Les limites de cet ouvrage étant posées, il n’empêche que les articles sont de qualité. La question de la fonction éditoriale, en particulier, est bien traitée. Benoît Berthou décrit fort bien la vocation de l’éditeur, au sens intellectuel du terme, lorsque celui-ci a véritablement un projet et devient en quelque sorte « l’auteur de ses auteurs ». Évidemment, cette fonction s’oppose à la conception d’une édition sans éditeurs, simple fabrique de « faux livres ». Marc Kopylov revient sur cette question avec un texte intitulé justement « L’édition… avec ou sans auteurs ? » où il expose les mouvements de concentration éditoriale et les limites qu’ils apportent à l’édition de certains types de livres. François  Trémolières enfin, aborde ces mutations sous l’angle de la diffusion et de la distribution qui imposent des logiques industrielles et, avec la concentration parallèle des groupements de libraires et enseignes culturelles, semblent avoir pour les éditeurs et en particulier les petits éditeurs « la même conséquence : techniciser la vente, renforcer l’approche quantitative ». L’article de Christophe Pavlidès, directeur de Médiadix, sur les formations de bibliothécaire offre également une rapide synthèse sur ce sujet.

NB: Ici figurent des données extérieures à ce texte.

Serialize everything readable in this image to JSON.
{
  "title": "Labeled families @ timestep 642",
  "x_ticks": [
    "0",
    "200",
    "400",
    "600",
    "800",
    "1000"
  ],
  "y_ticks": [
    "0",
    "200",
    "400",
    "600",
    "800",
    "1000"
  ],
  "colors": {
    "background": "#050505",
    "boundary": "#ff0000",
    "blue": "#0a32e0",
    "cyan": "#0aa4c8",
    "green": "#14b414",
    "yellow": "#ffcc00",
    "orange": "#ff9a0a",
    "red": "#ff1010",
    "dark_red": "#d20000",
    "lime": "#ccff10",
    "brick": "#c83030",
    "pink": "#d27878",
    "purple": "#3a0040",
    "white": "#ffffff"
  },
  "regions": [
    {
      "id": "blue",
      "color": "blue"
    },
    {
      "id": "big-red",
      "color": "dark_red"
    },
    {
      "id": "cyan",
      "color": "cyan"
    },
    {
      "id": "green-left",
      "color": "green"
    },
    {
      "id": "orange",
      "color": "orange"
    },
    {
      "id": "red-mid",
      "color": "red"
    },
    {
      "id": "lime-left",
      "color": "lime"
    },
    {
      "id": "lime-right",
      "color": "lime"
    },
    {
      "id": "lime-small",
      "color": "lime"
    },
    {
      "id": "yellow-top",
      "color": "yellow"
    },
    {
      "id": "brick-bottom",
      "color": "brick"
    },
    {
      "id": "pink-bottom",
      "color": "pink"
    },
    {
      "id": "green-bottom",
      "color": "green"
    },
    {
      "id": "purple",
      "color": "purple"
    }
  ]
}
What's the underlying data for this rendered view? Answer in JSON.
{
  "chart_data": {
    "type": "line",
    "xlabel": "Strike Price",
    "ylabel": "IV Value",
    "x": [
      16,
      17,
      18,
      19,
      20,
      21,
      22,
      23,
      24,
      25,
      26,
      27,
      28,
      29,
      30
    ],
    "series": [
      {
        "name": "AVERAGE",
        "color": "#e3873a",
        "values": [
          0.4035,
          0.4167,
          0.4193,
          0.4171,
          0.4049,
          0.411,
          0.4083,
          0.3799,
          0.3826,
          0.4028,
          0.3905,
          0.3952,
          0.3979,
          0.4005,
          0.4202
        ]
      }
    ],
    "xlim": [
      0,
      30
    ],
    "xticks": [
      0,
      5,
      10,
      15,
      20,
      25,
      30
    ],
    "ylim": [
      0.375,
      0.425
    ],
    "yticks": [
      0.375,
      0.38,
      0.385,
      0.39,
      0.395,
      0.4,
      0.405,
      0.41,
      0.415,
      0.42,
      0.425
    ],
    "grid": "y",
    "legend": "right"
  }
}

Comme on le devine, ces articles ne font pas que présenter un état de fait : discrètement mais sûrement, ils sont une défense et illustration d’une édition de qualité où les sphères du commercial et du technique n’ont pas pris le pouvoir absolu sur celle de l’éditorial… Ils recouvrent les inquiétudes d’André Schiffrin et les interrogations actuelles sur la nécessité de sauvegarder une « bibliodiversité ».

Cette dimension critique doit être au cœur de la formation aux métiers du livre. Cela n’empêche pas les étudiants de trouver un emploi. L’enquête de Bernard Valentini sur la morphologie sociale et l’insertion professionnelle des étudiants aux métiers du livre permet d’avoir un aperçu exemplaire de ces sujets.  Après avoir pointé la féminisation mais aussi l’extension en termes de recrutement social de ces professions, l’auteur apporte des chiffres positifs sur les débouchés des étudiants de Saint-Cloud. Les différentes enquêtes menées depuis 1992 révèlent que seulement 8 % des étudiants étaient demandeurs d’emplois, cinq mois après l’obtention du DUT. Le premier secteur d’emploi est celui des bibliothèques, le second la librairie. Un frémissement s’opère du côté de l’édition. Évidemment, de nombreuses difficultés demeurent : le taux de rémunération est très bas dans la librairie, les étudiants ayant un bagage universitaire en sus du DUT (les années spéciales) réussissent mieux (ils sont mieux armés en particulier pour passer les concours des métiers de bibliothécaire), la majorité des premiers emplois sont des contrats à durée déterminée. Deux phénomènes, enfin, menacent cette insertion : une offre de stage abusive dans le domaine de l’édition et… l’« augmentation régulière des effectifs ou la création d’autres départements de ce type [qui] risque de menacer la situation relativement privilégiée de nos étudiants sur le marché du travail ».

Une bibliographie sur les métiers et problématiques des trois filières du livre et la liste des coordonnées de l’ensemble des formations existant en France terminent cet ouvrage, indispensable à tout centre de ressources et d’orientation professionnelles.